Wólka Kraśniczyńska is a village in the administrative district of Gmina Kraśniczyn, within Krasnystaw County, Lublin Voivodeship, in eastern Poland.

Wólka Kraśniczyńska lies on the Wojsławka River's banks. As of the 2021 census, the population stood at approximately 409 inhabitants, with women accounting for 57.9% of the total. The village's postal code is 22‑310 and uses the telephone area code 82.

== Places of interest ==
One of the local landmarks is the small Orthodox cemetery church dedicated to the Dormition of the Mother of God (Zaśnięcia Przenajświętszej Bogurodzicy), built in 2006 as a filial chapel of the parish in Bończa.

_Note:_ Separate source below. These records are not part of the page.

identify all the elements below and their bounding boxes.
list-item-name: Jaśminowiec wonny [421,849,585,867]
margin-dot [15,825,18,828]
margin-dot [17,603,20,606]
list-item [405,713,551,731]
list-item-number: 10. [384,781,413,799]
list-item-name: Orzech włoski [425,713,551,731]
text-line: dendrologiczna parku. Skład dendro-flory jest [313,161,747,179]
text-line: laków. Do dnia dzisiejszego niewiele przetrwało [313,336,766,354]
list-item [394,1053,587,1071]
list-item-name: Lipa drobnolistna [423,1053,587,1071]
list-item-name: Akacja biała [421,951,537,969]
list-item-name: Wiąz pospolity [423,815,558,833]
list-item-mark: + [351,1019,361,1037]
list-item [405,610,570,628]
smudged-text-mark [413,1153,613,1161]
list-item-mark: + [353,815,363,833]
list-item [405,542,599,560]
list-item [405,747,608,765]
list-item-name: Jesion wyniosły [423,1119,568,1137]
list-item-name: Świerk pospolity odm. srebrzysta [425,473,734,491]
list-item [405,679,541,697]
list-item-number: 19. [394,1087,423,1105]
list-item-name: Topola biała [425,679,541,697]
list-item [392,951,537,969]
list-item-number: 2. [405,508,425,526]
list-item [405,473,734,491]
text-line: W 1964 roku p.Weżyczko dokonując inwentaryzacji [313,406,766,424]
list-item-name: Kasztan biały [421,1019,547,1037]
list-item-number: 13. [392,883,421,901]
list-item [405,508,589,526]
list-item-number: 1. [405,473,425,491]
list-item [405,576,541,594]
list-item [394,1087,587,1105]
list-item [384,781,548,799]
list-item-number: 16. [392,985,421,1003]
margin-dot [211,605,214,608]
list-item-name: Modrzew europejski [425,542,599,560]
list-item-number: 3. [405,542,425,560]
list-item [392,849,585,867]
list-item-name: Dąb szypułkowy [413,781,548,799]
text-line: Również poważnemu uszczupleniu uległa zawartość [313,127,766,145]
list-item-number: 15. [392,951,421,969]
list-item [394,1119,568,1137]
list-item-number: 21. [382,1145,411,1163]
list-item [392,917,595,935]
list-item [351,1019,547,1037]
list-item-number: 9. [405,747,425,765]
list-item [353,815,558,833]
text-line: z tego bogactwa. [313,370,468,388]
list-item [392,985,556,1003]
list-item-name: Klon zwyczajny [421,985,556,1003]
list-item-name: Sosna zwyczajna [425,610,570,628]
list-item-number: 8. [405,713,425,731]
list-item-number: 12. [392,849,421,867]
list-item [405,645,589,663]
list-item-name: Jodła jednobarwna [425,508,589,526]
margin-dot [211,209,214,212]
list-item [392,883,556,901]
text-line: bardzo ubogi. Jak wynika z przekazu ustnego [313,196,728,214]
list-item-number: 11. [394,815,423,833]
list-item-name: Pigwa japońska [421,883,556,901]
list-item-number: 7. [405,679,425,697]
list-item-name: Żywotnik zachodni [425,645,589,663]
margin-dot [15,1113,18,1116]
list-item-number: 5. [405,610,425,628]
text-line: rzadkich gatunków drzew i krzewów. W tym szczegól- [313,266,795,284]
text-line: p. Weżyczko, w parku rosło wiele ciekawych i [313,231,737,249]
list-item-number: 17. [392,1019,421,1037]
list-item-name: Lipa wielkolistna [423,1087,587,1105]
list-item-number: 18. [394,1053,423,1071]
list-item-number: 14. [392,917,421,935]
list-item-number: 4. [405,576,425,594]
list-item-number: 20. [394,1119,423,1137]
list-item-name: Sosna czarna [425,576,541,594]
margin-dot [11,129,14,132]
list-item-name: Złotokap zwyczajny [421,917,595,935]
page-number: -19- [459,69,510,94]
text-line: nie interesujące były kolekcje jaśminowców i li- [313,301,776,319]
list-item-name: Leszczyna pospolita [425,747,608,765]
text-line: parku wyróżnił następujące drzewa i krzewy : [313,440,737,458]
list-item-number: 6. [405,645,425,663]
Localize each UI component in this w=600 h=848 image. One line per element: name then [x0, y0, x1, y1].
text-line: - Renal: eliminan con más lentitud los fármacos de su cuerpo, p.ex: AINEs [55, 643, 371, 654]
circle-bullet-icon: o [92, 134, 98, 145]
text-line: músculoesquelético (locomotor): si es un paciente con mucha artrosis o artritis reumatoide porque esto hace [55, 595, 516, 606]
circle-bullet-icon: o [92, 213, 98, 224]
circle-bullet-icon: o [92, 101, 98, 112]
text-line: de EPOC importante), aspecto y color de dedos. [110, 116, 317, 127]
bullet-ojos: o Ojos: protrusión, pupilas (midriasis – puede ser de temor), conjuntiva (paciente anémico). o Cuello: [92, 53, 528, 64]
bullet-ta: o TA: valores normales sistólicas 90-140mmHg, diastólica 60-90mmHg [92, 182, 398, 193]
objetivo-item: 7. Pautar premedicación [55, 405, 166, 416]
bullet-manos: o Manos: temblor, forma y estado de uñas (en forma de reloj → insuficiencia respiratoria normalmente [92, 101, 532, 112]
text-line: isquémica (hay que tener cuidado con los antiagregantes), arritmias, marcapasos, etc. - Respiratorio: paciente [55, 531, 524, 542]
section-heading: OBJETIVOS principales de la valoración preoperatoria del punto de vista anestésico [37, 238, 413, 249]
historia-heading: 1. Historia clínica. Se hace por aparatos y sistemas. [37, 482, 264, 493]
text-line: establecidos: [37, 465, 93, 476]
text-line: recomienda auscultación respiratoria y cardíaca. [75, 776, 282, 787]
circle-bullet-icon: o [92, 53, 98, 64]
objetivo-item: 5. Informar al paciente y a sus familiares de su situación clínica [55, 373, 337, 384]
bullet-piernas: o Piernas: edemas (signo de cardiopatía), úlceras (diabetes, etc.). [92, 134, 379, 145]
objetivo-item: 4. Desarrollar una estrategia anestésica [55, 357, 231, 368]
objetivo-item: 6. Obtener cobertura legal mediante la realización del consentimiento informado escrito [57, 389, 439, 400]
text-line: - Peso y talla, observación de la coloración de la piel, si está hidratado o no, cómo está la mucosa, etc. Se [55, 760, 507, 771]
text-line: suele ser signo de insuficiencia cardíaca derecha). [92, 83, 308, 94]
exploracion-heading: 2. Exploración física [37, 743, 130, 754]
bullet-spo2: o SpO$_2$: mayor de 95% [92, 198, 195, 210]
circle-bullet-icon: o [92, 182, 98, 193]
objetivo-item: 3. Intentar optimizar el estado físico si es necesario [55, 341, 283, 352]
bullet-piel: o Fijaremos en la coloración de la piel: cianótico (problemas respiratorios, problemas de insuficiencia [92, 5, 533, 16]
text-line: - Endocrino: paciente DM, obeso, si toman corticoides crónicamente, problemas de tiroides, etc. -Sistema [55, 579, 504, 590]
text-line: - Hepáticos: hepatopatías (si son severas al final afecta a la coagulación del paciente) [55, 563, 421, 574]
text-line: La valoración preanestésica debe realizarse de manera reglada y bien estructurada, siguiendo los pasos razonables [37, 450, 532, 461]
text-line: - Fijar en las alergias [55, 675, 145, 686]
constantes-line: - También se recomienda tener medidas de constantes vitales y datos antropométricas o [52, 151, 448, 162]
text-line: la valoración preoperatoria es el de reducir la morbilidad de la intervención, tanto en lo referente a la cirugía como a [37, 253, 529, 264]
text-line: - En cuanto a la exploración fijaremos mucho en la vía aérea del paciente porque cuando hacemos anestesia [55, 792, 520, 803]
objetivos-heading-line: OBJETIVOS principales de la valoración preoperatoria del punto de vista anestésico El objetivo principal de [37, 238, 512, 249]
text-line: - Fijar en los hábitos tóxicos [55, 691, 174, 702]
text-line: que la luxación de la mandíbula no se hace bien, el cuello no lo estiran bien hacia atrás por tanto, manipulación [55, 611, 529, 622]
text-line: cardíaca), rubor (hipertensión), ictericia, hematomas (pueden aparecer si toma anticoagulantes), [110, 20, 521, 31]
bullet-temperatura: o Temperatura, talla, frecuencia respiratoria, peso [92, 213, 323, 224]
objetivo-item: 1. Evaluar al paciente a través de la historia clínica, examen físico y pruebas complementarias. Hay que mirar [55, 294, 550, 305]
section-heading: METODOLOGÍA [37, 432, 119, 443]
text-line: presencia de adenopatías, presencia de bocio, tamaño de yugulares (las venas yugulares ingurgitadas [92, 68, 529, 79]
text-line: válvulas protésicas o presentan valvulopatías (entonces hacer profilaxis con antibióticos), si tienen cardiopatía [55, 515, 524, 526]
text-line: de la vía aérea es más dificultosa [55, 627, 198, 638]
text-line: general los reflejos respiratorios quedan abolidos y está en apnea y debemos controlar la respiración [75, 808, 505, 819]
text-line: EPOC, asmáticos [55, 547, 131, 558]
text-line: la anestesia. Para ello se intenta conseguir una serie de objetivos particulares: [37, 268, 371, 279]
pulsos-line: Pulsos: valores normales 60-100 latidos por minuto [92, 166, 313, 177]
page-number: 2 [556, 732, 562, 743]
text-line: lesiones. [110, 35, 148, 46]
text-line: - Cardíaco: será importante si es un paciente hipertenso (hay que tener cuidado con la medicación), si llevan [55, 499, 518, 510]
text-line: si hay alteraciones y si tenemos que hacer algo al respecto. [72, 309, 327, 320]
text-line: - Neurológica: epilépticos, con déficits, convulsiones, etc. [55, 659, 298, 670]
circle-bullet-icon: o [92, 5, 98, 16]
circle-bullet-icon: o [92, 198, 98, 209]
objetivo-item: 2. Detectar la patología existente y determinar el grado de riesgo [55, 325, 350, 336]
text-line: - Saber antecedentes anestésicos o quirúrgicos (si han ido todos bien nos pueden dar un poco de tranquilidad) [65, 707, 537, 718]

The nearby Wojsławka stream offers a modest natural setting characteristic of the gently undulating Lublin Upland. Although Wólka Kraśniczyńska itself lacks large tourist facilities, its location within Gmina Kraśniczyn places it close to several points of interest: the Skierbieszowski Landscape Park extends into the area, and the nearby "Głęboka Dolina" nature reserve protects unique valley woods and old-growth trees. This setting makes the village a quiet base for exploring the rural landscapes and ecological features of the region.